A car accident had taken the lives of teenage brothers five years ago, but they were both blond haired, blue eyed descendants of Vikings. I showed their picture to Jack and he'd slowly shook his head.

"Here's a mention of a guy from Bremerton, no picture, but... he was seventeen when he went missing after going off trail on a hike in the Olympics back in 2007. He lost a toe... do you have all your toes? Or maybe just sense that one of them might be gone? Maybe you tap dance because your feet froze off in the wilderness and you're obsessed with being able to use them again." I scrolled a little further. "Wait, never mind, he's still alive. Damn."

"I'm sure he's not as disappointed as you to hear that he survived."

"Also, his name is Charles. You don't look like a Charles." I leaned away from my laptop's glow, stretching my arms up above my head before diving one of them towards a half-eaten bag of kettle corn. "I must be missing something. Somewhere around here, sometime this century, a tapdancing teenage boy must have died."

"Maybe..." Jack mused, "I'm not from somewhere around here, but from somewhere else altogether." He snapped his fingers. "Maybe I'm from Spokane and that's why I'm attracted to you."

"Aw, and here I thought it was my radiant smile."

"I didn't mean it like that." His ghost cheeks reddened.

"Right. Look, geography is always very important for ghosts. They have a predefined area they can move around in. They don't travel, so..."

"How would you know any of that?" His feet were at bed level now. Pretty soon, his head would go right through the ceiling. "You only think you know about ghosts. You don't really. I'm the first one you ever met. But I am a ghost, at least I guess I am, so I think I know better. I say I can be from Spokane. So, check Spokane!"

"Hey, ease up. I realize this is aggravating for you and that your afterlife depends on us getting to the bottom of it. I'll look at Spokane, but you don't have to be rude about it!"

He sunk down a few inches. "I'm sorry, Mazie. Being so helpless makes me angry. I can't do any of the research. It all has to fall on you, and that's not your fault."

"It's not yours either." I clicked onto the website for the Spokane-Review. "I wish we knew your real name. That would help."

"If we knew my real name, none of this would be a problem, anyways, because I'd know who I am."

"I know, I know." I spent the next half hour searching in vain for Jack's identity. "Maybe you didn't die in a way that would make news headlines and maybe your family didn't publish an obit... or maybe..." I sprung away from the overturned box I'd been using as a makeshift desk. "Maybe you're a runaway and no one knows you're dead yet. No one... except your killer!"

"Why do you look so happy about that prospect? You want me to be a murder victim?"

"I don't want you to have been murdered. I don't want you to be dead at all. But here you are. Dead. Nothing either of us can do about that."
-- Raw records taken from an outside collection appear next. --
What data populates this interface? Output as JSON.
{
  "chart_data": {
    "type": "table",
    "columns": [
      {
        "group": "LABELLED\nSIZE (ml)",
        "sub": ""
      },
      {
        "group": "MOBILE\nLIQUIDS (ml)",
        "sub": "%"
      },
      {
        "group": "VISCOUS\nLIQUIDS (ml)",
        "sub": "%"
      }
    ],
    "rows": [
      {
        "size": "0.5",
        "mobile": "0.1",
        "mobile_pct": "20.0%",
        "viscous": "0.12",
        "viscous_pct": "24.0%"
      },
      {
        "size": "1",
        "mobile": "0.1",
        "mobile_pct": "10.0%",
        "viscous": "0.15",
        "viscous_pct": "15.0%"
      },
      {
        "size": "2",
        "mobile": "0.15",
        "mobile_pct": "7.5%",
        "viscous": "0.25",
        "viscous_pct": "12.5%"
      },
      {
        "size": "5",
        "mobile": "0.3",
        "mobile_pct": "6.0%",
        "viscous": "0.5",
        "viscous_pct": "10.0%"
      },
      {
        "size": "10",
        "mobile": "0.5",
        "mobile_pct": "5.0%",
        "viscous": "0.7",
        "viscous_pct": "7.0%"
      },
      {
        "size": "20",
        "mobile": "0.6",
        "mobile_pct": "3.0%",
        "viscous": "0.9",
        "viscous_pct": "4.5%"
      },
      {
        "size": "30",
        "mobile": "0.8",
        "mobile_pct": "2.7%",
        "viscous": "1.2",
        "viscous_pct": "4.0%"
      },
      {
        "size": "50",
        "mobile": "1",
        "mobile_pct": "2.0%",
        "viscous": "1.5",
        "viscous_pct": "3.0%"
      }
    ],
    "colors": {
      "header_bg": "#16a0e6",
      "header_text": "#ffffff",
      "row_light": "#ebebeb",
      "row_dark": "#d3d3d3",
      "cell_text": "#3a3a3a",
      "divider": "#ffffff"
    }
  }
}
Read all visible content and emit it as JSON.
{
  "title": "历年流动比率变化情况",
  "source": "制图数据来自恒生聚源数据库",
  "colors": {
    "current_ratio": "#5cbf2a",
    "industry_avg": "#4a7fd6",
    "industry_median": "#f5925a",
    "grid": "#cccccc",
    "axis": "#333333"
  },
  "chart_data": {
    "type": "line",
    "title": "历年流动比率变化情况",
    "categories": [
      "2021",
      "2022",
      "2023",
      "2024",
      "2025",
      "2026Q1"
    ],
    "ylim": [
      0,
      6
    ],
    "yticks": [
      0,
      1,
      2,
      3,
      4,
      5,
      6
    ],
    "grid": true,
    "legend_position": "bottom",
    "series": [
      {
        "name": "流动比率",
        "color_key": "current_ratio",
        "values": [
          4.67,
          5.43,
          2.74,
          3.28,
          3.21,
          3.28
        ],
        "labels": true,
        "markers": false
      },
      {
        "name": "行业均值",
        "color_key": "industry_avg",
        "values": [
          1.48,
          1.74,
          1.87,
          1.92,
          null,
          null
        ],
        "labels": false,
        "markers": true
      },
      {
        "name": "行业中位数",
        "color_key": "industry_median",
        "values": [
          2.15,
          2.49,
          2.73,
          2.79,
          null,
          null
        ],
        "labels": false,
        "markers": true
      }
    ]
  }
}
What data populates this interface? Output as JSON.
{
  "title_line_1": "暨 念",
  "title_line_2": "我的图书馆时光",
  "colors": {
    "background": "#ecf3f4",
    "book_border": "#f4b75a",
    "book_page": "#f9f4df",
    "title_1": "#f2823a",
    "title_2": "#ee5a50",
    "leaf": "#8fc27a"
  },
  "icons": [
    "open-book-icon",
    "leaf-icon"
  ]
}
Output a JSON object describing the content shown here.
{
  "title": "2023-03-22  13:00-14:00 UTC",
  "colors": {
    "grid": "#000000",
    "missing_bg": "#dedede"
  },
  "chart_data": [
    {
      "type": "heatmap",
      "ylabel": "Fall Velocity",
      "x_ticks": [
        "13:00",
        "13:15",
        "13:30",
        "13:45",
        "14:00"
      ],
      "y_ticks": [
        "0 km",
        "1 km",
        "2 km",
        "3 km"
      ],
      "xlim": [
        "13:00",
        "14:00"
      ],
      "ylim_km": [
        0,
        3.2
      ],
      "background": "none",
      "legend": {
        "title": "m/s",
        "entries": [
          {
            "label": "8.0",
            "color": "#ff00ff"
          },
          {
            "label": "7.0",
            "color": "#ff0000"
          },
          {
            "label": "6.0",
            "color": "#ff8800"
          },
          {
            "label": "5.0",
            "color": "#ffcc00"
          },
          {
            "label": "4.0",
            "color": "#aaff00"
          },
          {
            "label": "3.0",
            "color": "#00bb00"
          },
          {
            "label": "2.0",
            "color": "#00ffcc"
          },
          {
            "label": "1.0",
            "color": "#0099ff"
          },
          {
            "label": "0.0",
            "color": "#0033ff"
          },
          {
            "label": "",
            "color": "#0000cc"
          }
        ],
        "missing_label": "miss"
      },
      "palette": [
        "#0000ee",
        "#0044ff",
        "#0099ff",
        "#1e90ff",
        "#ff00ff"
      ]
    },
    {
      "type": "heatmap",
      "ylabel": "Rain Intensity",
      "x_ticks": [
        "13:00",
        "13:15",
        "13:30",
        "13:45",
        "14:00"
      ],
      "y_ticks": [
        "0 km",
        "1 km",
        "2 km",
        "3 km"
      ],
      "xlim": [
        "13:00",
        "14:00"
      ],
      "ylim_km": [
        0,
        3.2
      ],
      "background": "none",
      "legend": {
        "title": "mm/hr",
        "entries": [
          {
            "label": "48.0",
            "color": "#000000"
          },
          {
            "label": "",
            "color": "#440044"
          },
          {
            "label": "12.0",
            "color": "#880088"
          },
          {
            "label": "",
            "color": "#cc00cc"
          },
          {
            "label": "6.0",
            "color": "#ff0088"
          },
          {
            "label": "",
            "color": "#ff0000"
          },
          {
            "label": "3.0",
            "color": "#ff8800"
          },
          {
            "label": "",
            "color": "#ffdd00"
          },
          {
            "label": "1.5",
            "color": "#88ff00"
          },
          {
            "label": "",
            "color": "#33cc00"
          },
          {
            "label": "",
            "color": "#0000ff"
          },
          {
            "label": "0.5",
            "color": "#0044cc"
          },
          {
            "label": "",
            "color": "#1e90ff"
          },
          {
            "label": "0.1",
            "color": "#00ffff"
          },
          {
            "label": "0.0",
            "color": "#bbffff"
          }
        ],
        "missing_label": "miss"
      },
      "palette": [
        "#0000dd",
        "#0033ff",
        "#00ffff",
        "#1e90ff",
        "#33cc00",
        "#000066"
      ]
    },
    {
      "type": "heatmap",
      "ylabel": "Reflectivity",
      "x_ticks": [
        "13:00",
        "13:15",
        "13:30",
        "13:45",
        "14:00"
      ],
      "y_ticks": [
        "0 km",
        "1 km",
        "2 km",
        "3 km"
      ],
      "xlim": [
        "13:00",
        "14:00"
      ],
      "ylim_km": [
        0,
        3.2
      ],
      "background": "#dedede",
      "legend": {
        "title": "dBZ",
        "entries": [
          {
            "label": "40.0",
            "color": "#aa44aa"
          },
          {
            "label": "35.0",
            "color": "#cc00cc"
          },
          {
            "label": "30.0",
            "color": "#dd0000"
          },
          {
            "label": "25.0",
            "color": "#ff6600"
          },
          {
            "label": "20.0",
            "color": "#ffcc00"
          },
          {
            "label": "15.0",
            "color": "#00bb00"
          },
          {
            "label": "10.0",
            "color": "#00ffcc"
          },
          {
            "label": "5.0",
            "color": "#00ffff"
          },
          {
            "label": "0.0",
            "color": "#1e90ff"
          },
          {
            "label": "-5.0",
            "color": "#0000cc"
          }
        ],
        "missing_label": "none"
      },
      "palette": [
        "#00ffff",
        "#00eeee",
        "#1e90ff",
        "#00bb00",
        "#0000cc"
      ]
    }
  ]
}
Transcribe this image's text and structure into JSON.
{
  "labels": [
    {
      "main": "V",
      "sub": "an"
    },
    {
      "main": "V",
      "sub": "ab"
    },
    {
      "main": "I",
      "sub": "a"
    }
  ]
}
He sighed, releasing breath like air going out of a balloon. He slowly sunk down until his feet were once again on the floor. "I could be from anywhere, Mazie. How are we ever going to figure this out?" I wished I could grab his hand, give it a reassuring squeeze. "We're only just beginning to work on this. It's a big mystery; the one in which we uncover Jack's origin story. Sometimes it takes years for detectives to solve mysteries."

"And sometimes, they never do."

"We have to be more optimistic than that. Be hopeful."

As hours of research turned into days, however, it was increasingly difficult to take my own advice.